Worryingly, really, is that Swapo leaders have adopted a suicide bomber attitude, or the geriatric Mugabe philosophy, of making sure if they can’t have something then they are prepared to set the entire country alight.

What else can we read into the statement by Prime Minister Hage Geingob that there are forces using the “struggle kids” to make the country ungovernable? Those sinister forces can only be within Swapo as the party has been the only one dealing with them. Another example are the attacks and proxy wars among the Swapo leadership, with several ‘notables’ resorting to drinking from the tap of tribal divisions. Some, such as a Swapo Party youth league spokesperson, has referred to minorities and majorities.

In another case, Hardap governor Katrina Hanse-Himarwa is reported to have shouted “down 0000” (an apparent reference to the so-called ‘Four O’, or former Owamboland, regions) and “down agenda 2017”. Agenda 2017 allegedly refers to a faction purportedly working to upend the rule of future president Hage Geingob.

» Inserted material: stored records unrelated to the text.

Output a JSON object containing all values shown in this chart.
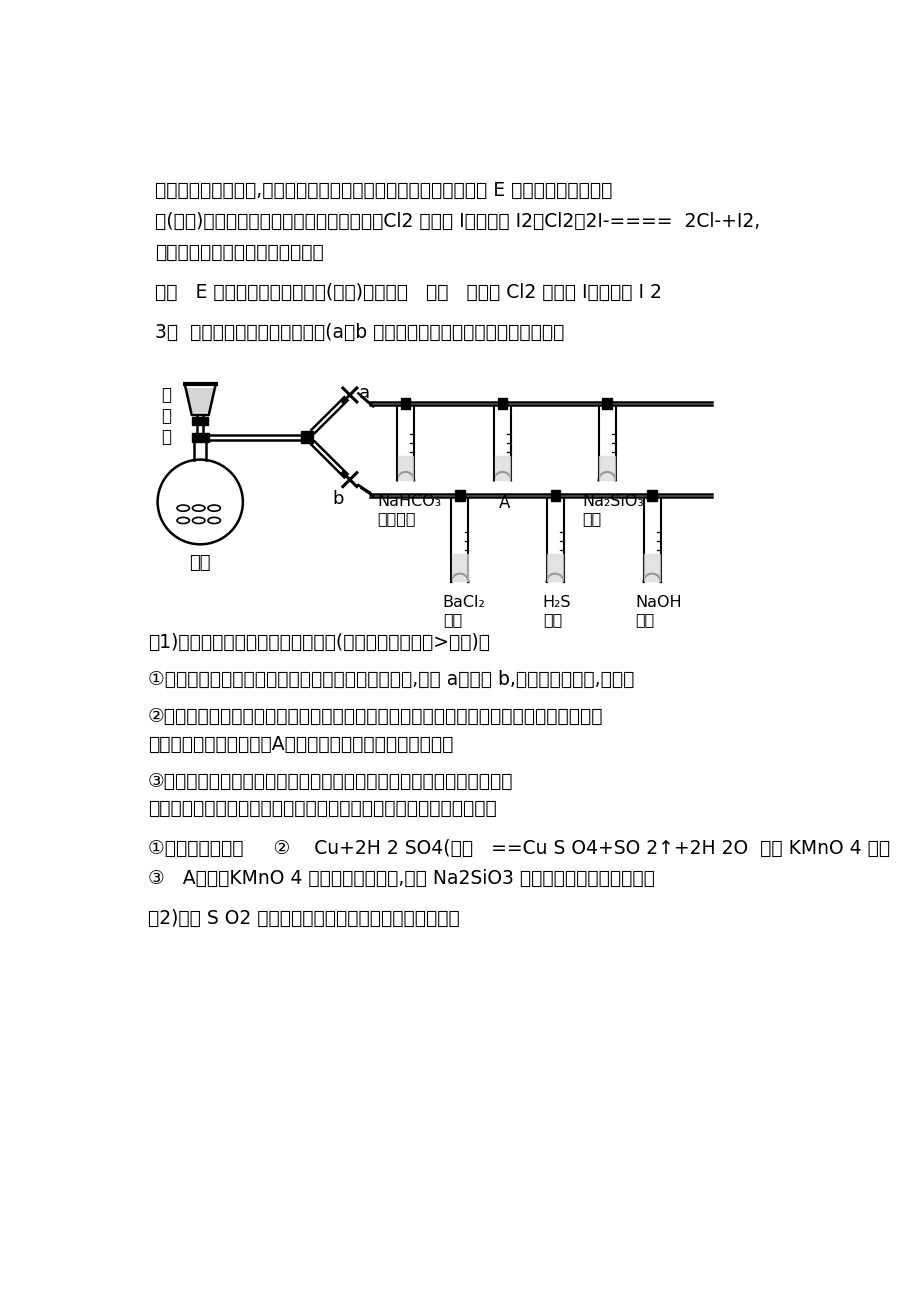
{
  "bg_color": "#ffffff",
  "text_color": "#000000",
  "para1_line1": "化钾反映生成碘单质,碘单质溶于苯呈紫红色。振荡观测到的现象是 E 中溶液分为两层，上",
  "para1_line2": "层(苯层)为紫红色。但是若通入的氯气过量，Cl2 也能将 I－转化为 I2：Cl2＋2I-====  2Cl-+I2,",
  "para1_line3": "则不能阐明溴的非金属性比碘强。",
  "para2": "答案   E 中溶液分为两层，上层(苯层)为紫红色   不能   过量的 Cl2 也可将 I－氧化为 I 2",
  "para3": "3．  根据规定完毕下列实验过程(a、b 为弹簧夹，加热及固定装置已略去）。",
  "sub1": "（1)验证碳、硅非金属性的相对强弱(已知酸性：亚硫酸>碳酸)。",
  "step1": "①连接仪器、＿＿＿＿＿＿＿＿＿＿＿＿、加药物后,打开 a、关闭 b,然后滴入浓硫酸,加热。",
  "step2": "②铜与浓硫酸反映的化学方程式是＿＿＿＿＿＿＿＿＿＿＿＿＿＿＿＿＿＿＿＿＿＿＿＿＿",
  "step2b": "＿＿＿＿＿＿＿＿。装置A中试剂是＿＿＿＿＿＿＿＿＿＿。",
  "step3": "③能阐明碳的非金属性比硅强的实验现象是＿＿＿＿＿＿＿＿＿＿＿＿＿",
  "step3b": "＿＿＿＿＿＿＿＿＿＿＿＿＿＿＿＿＿＿＿＿＿＿＿＿＿＿＿＿＿＿。",
  "answer1": "①检查装置气密性     ②    Cu+2H 2 SO4(浓）   ==Cu S O4+SO 2↑+2H 2O  酸性 KMnO 4 溶液",
  "answer2": "③   A中酸性KMnO 4 溶液没有完全褪色,盛有 Na2SiO3 溶液的试管中浮现白色沉淀",
  "sub2": "（2)验证 S O2 的氧化性、还原性和酸性氧化物的通性。"
}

Geingob himself has complained about tribalism being directed at him through the use of derogatory names referring to his ethnic origin. In turn, he has claimed that some people have criticised him for the latest constitutional amendment simply because he is a Damara.

The ruling party must deal with its demons without destabilising the country just because of selfish interest now and in the long term.